Da Bettelbühlbach den unterirdischen Holzbau aus massiven Balken eifrig mit seinem Wasser gewaschen hat, ist seine Erhaltung, so Archäologen, "nahezu ideal". "Im trockenen Boden hätte ein Baum über Jahrhunderte keine solche Chance gehabt, zu erhalten", sagt Restauratorin Nicole Ebinger-Rist, Mitglied der archäologischen Expedition.
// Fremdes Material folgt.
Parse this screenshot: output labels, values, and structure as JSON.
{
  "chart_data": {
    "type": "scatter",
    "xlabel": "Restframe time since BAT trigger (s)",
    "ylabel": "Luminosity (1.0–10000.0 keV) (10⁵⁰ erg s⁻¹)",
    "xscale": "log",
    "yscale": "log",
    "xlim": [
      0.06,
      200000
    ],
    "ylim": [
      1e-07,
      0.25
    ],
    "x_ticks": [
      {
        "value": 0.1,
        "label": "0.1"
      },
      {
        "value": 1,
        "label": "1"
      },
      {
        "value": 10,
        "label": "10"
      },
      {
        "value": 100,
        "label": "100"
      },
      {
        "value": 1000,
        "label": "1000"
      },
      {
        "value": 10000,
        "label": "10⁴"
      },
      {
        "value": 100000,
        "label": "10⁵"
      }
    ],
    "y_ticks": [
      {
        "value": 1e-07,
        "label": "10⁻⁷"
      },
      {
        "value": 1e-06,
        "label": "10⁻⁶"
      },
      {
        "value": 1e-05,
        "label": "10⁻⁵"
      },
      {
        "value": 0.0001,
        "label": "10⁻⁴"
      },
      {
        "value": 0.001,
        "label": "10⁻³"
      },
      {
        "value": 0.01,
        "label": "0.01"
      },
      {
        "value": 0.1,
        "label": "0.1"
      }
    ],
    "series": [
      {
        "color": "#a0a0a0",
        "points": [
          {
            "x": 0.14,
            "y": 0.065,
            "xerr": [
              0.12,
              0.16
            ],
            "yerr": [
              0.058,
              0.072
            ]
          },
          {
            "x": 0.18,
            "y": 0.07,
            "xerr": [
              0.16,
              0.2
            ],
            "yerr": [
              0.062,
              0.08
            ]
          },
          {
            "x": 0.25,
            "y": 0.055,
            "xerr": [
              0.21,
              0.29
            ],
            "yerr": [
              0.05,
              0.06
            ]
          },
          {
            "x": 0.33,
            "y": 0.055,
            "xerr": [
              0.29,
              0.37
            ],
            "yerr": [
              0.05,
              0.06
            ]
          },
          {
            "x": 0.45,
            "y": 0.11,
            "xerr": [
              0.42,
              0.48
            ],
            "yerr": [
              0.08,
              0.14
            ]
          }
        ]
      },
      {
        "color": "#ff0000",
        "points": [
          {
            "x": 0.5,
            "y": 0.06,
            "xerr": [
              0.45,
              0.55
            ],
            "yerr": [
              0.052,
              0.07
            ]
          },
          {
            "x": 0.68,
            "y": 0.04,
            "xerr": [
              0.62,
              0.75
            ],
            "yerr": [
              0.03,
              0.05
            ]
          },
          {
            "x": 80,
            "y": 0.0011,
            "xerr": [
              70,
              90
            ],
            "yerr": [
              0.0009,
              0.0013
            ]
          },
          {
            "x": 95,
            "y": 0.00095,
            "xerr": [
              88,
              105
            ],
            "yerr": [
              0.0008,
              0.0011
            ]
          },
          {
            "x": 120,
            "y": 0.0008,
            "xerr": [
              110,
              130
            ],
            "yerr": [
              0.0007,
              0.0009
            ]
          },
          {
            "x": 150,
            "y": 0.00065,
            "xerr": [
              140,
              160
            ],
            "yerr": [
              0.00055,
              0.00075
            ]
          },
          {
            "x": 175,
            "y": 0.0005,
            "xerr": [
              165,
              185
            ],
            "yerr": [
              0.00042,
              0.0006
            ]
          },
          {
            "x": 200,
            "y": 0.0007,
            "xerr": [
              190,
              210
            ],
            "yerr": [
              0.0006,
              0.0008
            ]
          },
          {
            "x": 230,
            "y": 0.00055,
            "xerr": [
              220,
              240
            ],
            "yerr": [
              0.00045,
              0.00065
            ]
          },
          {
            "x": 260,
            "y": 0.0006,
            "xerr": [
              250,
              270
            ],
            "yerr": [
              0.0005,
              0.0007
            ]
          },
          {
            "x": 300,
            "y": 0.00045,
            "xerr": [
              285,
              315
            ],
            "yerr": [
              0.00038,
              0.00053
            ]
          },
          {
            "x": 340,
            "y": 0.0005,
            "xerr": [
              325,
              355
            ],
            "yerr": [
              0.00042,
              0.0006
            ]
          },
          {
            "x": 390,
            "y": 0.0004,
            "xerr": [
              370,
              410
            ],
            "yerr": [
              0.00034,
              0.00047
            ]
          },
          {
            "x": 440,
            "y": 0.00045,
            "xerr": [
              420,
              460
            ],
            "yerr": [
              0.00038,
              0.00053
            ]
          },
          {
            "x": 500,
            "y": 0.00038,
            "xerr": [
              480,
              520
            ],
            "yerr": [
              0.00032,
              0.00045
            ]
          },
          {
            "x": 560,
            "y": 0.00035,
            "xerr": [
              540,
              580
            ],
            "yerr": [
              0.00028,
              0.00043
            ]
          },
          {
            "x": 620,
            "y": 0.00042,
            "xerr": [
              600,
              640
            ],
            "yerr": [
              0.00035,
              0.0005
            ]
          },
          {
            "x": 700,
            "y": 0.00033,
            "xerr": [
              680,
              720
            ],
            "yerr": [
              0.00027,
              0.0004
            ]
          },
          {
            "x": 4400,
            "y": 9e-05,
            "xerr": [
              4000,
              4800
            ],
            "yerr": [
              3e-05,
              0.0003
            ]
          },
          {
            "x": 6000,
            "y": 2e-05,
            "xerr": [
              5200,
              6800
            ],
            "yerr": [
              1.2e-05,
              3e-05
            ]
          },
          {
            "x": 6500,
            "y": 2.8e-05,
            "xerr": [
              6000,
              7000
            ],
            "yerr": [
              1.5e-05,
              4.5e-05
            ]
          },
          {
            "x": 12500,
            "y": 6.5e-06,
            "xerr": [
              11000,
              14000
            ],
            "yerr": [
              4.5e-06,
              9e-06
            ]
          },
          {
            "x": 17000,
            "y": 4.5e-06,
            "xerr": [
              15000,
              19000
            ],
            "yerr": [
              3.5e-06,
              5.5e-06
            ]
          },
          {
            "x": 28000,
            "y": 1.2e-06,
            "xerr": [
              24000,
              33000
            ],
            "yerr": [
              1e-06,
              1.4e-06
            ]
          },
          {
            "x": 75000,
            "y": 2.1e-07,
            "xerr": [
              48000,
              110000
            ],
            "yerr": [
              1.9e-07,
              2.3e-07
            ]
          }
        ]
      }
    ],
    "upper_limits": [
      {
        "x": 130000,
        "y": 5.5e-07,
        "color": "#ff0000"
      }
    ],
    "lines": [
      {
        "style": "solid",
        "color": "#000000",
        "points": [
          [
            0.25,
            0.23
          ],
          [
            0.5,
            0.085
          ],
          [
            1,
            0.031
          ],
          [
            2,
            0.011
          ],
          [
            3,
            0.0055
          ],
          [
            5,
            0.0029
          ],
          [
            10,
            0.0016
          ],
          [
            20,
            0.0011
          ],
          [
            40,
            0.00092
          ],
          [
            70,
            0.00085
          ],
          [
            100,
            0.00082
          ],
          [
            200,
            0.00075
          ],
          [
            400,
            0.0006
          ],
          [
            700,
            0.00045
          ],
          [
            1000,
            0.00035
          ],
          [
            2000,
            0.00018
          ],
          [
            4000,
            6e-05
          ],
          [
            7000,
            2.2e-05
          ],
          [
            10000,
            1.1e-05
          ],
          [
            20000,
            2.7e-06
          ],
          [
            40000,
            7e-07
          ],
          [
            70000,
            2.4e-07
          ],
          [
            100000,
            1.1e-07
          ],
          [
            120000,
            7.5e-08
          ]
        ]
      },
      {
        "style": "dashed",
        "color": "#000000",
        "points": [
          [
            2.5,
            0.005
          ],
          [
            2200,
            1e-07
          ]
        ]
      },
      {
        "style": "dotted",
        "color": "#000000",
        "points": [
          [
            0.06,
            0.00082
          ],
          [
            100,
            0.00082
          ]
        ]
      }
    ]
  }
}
Die Arbeiten am Bachufer kamen nicht von ungefähr: Anfang der 1990er Jahre wurde unweit der Ausgrabungsstätte eine große keltische Siedlung entdeckt. Heute ist Hoineburg eines der größten Museen für keltische Kultur in Europa. In den "besten Jahren" (an der Wende vom 6. zum 5. Jahrhundert v. Chr.) lebten bis zu 10 Tausend Menschen in einer Siedlung, die von einem Erdwall umgeben war. Für Wissenschaftler war es offensichtlich, dass in der Umgebung nach weiteren Spuren der Kelten gesucht werden sollte.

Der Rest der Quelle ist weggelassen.